Je me souviens d’un épisode très dur de rechute. Elle avait passé 1 mois en chambre stérile, à l’hôpital, car la chimiothérapie avait complétement abattu son immunité. À ce moment-là, son équipe soignante redoutait le pire, et sa famille aussi d’ailleurs qui pensait passer le dernier Noël avec elle. Pourtant, après cela, quand elle venait à la pharmacie, nous remarquions sa combativité et sa positivité infatigables, c’était admirable.
Chaque semaine, je me demandais si j’allais la revoir, si j’allais la voir passer la porte de la pharmacie. Parfois, c’est son mari qui venait chercher son traitement et je ne savais jamais si cela était synonyme de bonne ou de mauvaise nouvelle. Les mois et les semaines passaient et elle était encore là.
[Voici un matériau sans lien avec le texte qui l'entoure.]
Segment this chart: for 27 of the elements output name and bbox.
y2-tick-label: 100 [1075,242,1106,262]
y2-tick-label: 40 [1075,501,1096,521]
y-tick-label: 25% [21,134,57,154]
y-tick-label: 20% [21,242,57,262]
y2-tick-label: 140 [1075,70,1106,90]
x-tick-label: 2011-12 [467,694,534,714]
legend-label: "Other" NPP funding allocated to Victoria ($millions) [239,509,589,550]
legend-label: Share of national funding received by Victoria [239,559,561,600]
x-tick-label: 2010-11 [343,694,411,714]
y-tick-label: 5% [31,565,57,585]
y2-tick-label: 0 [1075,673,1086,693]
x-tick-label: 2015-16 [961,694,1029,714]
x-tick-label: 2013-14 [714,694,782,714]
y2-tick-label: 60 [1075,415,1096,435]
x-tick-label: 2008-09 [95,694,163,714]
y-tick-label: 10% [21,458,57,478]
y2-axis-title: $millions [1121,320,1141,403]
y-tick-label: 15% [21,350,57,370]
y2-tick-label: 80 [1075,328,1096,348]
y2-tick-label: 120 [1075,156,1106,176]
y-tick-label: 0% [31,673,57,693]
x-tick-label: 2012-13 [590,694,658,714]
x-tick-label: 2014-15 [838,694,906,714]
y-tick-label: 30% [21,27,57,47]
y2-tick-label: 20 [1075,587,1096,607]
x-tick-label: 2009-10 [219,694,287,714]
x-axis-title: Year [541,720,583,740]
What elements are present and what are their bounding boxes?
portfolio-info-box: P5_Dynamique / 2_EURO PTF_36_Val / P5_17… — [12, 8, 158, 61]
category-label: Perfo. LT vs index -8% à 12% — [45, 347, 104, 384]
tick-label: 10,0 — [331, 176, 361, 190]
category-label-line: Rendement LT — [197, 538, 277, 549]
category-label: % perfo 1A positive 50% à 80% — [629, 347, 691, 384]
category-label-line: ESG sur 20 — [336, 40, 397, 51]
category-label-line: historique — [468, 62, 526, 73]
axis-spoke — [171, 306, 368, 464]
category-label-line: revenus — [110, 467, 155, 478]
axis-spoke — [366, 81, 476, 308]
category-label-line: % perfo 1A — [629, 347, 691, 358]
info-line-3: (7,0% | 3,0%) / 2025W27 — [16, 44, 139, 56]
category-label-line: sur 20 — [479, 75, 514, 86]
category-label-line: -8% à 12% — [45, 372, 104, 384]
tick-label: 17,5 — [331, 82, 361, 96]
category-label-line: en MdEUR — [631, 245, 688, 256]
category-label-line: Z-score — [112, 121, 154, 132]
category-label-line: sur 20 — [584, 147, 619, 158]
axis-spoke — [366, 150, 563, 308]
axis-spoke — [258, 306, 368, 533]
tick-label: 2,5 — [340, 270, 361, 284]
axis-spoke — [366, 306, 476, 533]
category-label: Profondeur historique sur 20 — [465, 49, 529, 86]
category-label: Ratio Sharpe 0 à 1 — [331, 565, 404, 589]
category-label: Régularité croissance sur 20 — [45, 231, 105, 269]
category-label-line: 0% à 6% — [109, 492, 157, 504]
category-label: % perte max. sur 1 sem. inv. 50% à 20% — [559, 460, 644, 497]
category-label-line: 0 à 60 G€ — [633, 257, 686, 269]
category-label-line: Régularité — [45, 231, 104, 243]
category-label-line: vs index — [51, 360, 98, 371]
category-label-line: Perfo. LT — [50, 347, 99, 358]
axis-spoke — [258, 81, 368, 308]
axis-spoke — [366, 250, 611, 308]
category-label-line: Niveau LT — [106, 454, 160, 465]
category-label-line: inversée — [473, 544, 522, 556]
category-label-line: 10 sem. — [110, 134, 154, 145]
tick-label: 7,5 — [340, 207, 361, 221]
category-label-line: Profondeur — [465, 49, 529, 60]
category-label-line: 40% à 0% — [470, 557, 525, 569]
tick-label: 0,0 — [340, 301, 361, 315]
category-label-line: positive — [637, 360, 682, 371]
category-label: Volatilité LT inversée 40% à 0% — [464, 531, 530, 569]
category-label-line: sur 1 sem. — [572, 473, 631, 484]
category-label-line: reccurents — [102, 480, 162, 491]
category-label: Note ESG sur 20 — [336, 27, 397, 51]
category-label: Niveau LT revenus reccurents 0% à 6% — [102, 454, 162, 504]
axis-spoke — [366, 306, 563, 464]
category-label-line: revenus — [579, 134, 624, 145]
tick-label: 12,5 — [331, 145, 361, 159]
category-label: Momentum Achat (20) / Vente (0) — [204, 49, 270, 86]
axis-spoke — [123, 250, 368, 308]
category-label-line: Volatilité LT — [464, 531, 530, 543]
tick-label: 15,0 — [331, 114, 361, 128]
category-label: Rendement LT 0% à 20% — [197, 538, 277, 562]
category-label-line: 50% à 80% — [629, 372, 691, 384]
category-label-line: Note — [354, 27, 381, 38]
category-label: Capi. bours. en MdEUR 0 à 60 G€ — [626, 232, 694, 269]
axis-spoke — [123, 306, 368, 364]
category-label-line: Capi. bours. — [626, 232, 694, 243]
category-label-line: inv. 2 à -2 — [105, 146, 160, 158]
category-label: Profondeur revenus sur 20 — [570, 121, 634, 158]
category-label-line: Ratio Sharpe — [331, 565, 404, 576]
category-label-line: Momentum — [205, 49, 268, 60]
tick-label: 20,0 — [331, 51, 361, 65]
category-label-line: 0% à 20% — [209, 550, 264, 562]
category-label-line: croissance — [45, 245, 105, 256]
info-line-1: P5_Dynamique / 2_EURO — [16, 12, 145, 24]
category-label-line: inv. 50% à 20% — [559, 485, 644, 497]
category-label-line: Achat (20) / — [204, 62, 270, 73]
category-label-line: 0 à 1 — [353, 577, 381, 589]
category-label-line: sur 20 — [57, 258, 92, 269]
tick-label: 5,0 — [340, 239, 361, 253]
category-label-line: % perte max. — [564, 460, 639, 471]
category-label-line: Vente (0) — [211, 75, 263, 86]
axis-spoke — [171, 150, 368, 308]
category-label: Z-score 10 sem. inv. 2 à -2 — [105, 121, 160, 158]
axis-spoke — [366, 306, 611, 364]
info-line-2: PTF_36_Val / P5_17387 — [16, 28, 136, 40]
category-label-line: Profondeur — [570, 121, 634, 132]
Dernière tentative. Les médecins lui ont proposé de lui administrer un traitement novateur, sans certitude pour autant de la réussite de ce dernier, ni de sa survie. Pour cela, elle devait rester 1 mois à l’hôpital, durée nécessaire d’hospitalisation après l’administration de ce traitement, pour s’assurer que tout aille bien. Cela est arrivé juste avant l’été et je suis donc partie en vacances au Japon. Loin de l’officine, je ne pouvais m’empêcher d’avoir une petite pensée pour elle, me demandant si le traitement allait fonctionner et si j’allais la revoir à mon retour. D’ailleurs, lorsque je me rendais dans des temples, j’en profitais pour lui adresser une petite prière.
« Lorsque je me rendais dans des temples, j’en profitais pour lui adresser une petite prière. »
Pour nous, pharmaciens, chaque patient est une histoire. Il y a ceux que nous connaissons mieux, avec qui nous échangeons quelques mots ou bien un simple bonjour, ceux que nous voyons passer de temps en temps, ou ceux que nous ne revoyons plus. Mais quels qu’ils soient, nous nous devons de veiller sur eux. À travers ses ordonnances, la fréquence de ses passages, ses questions, le patient est un livre à demi-ouvert que nous lisons. Là est le rôle du pharmacien d’officine, conseiller et veiller.
Quant à cette patiente, et bien, j’ai eu la joie de la voir franchir de nouveau le seuil de ma pharmacie… »
« Pour nous, pharmacien, chaque patient est une histoire. »
Exposition cancers
Qu’est-ce que le cancer ? Comment se manifeste-t-il ? Comment le soigne-t-on ? Que traversent les malades et leur famille ?
C’est pour explorer ces questions et bien d’autres que la Cité des sciences et de l’industrie (Paris) a monté l’exposition Cancers, en collaboration avec l’Institut national du cancer (INCa) et l’Institut national de la santé et de la recherche médicale (Inserm).
Parce que cette maladie s’insinue chaque année dans la vie de près de 400 000 personnes et leur entourage, l’exposition veut s’adresser à toutes et tous, touché(e)s ou non par le crabe. Elle explore ainsi de nombreux sujets, de la naissance des cellules cancéreuses jusqu’à la vie d’après le diagnostic en passant par la prévention. Elle permettra d’en savoir plus sur la prise en charge des patients, les associations de soutien, l’avancée de la recherche, l’évolution de la maladie ou encore le vécu des malades. Entre textes, animations, petits films et images, Cancers est un véritable lieu de médiation et de rencontres entre scientifiques, acteurs de santé, associations, grand public, patients et entourage ; et vise surtout à lever le tabou sur cette maladie, sombre et solitaire. Une exposition plus que réussie dans un lieu qui respecte la dimension intime et émotionnelle des personnes traversant ces épreuves.
Cancers, Cité des sciences et de l’industrie de Paris du 6 septembre 2022 au 8 août 2023. Exposition trilingue (français, anglais, espagnol) et braille à partir de 14 ans.